Okay, thanks. Why pancreatic for 225? Is that based mostly on market need, or was there some clearly differential preclinical efficacy signal?

speaker
Jared Loncore
Chief Operating Officer, Selectar Bioscience

Yeah, so yes, actually, John. Easy answer is yes, both, actually. So clearly the market need is significant there, and patients are in severe need of a new treatment paradigm, particularly for PDAC or pancreatic falco adenocarcinoma. You know, the addition to that is every preclinical model that we've tested of PDAC, the Actinium program has done an incredible job of being highly effective in every animal model, and we've reproduced that now quite a few times and have demonstrated that, and it also shows a very consistent uptake and dose response.

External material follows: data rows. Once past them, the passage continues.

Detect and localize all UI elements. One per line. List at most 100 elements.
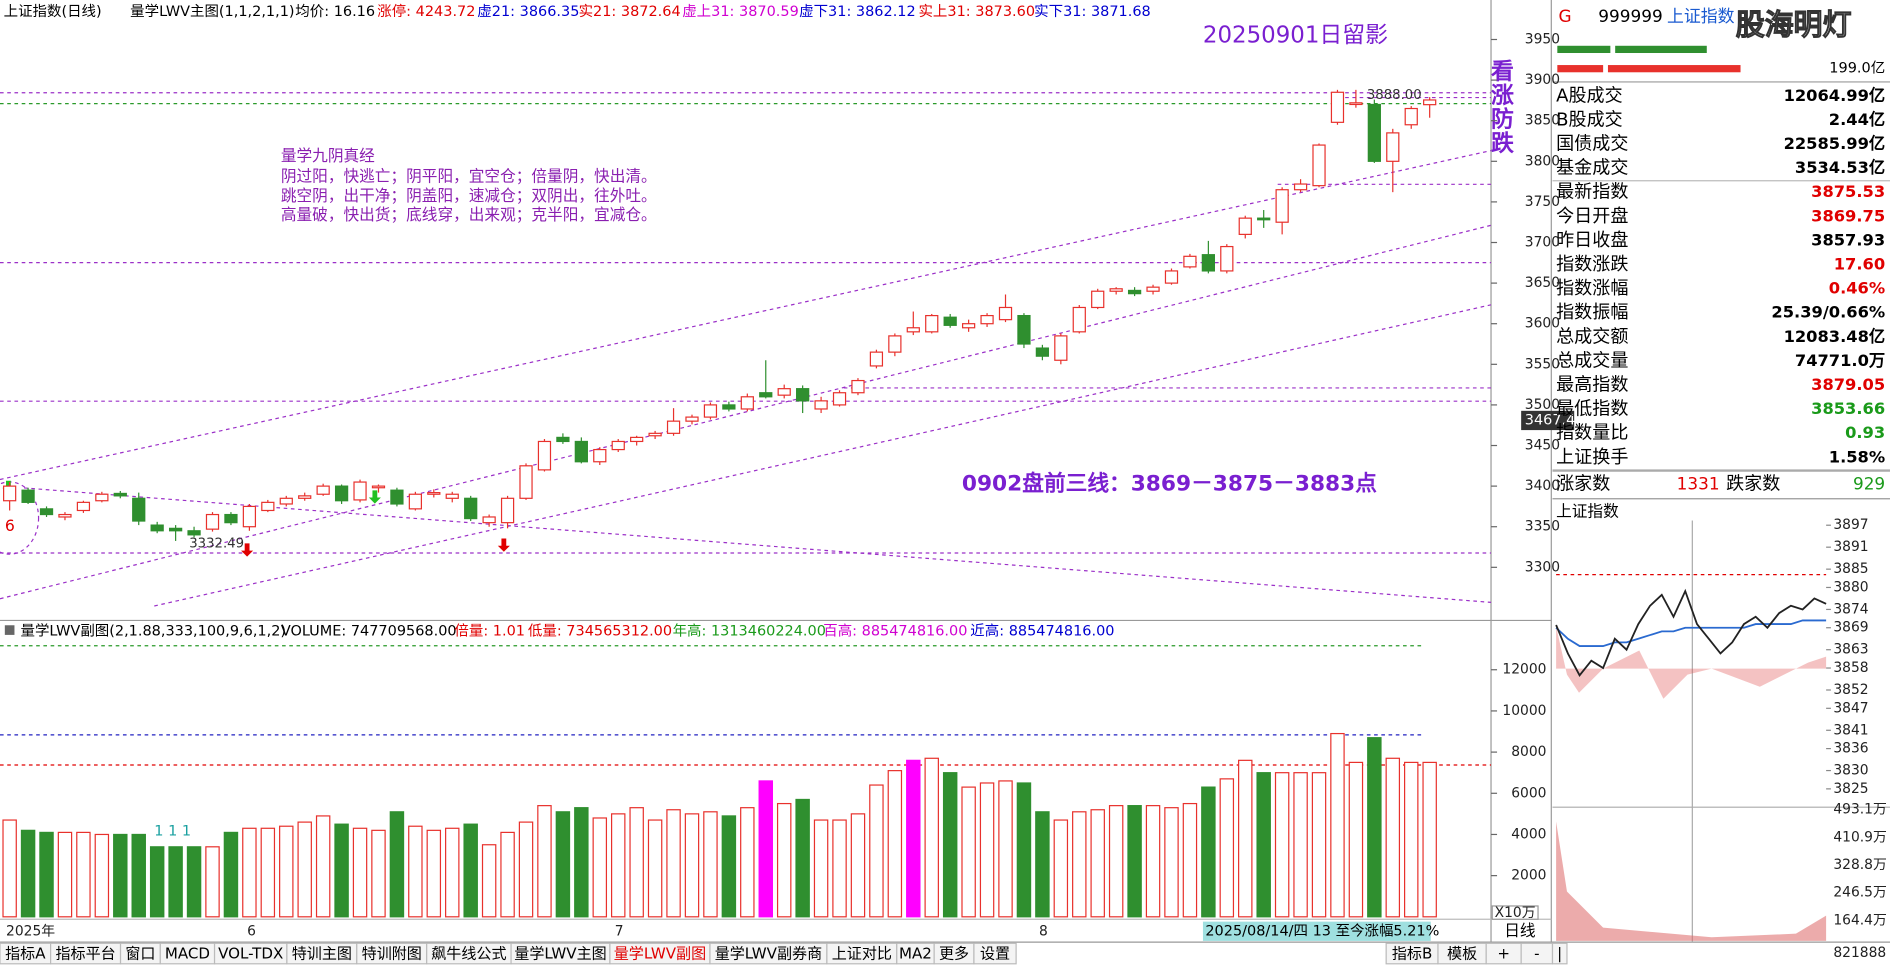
tab-label[interactable]: 窗口 xyxy=(125,945,155,963)
header-item: 虚上31: 3870.59 xyxy=(682,3,799,20)
volume-bar xyxy=(574,807,589,918)
volume-bar xyxy=(1404,761,1419,918)
candle-body xyxy=(832,392,847,406)
header-item: 量学LWV主图(1,1,2,1,1) xyxy=(130,3,294,20)
tab-label[interactable]: 上证对比 xyxy=(832,945,892,963)
guide-lines xyxy=(0,92,1492,766)
tab-label[interactable]: 指标B xyxy=(1392,945,1432,963)
tab-label[interactable]: 模板 xyxy=(1447,945,1477,963)
volume-bar xyxy=(1145,805,1161,918)
intraday-tick-label: 3847 xyxy=(1833,700,1868,716)
candle-body xyxy=(1275,189,1289,223)
volume-bar xyxy=(445,827,460,918)
header-item: 虚下31: 3862.12 xyxy=(799,3,916,20)
candle-body xyxy=(1386,132,1400,162)
tab-label[interactable]: 设置 xyxy=(980,945,1010,963)
candle-body xyxy=(556,436,570,443)
volume-bar xyxy=(500,831,515,918)
row-label: 总成交量 xyxy=(1556,350,1628,371)
volume-bar xyxy=(758,780,773,918)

So it's an opportunity to really take advantage of both the delivery platform to get after a complex, difficult to treat, high unmet need, and at the same time have a good understanding of where the likely therapeutic activity will be and the therapeutic window based off the safety profile.

speaker
Jim Caruso
President and CEO, Selectar Bioscience

One of the attractive natures of both of these phase ones is that, you know, Jared will orchestrate this in such a way where we'll receive dosimetry data on patients, so we will very rapidly see the amount of drug that's targeted to the tumor. And also, you know, within six, nine patients or so have a really good understanding of safety associated with this as well. So it's not a long pathway to evaluation. We believe both of these tumor types are – there's clearly high unmet medical need in very large markets and also high unmet medical need. And on the radiotherapeutic side of the equation, these solid tumor programs for these large bulky tumors are very rare based on the technology associated with delivery of these radioisotopes. And we believe – based on proof of concept with iapophysine and a significant amount of preclinical work, and obviously all the work we've done on the imaging and diagnostic side of the equation, that our targeting platform is unique and will be able to deliver the isotope, regardless of the isotope, to the tumor, high uptake, as well as the associated safety that we observe with iapophysine.

speaker
Jonathan Ascoff
Analyst, Roth

Thanks a lot, and I'm glad you guys are having the inbounds.

speaker
Jim Caruso
President and CEO, Selectar Bioscience

All right. Jonathan, thank you. We'll see you next week at your conference. Thank you for the invitation. You got it. Bye.

speaker
Conference Call Operator
Operator

Again, if you would like to ask the question, please press start and the number one on your telephone keypad. There are no further questions at this time. Mr. Caruso, please go ahead.

speaker
Jim Caruso
President and CEO, Selectar Bioscience

Sure. Thank you, operator, and thank you, everyone. This does conclude our call for today. Obviously, take this opportunity to disconnect, and please have an enjoyable day. Thank you.

speaker
Conference Call Operator
Operator

Ladies and gentlemen, this concludes the conference call for today. Thank you for participating.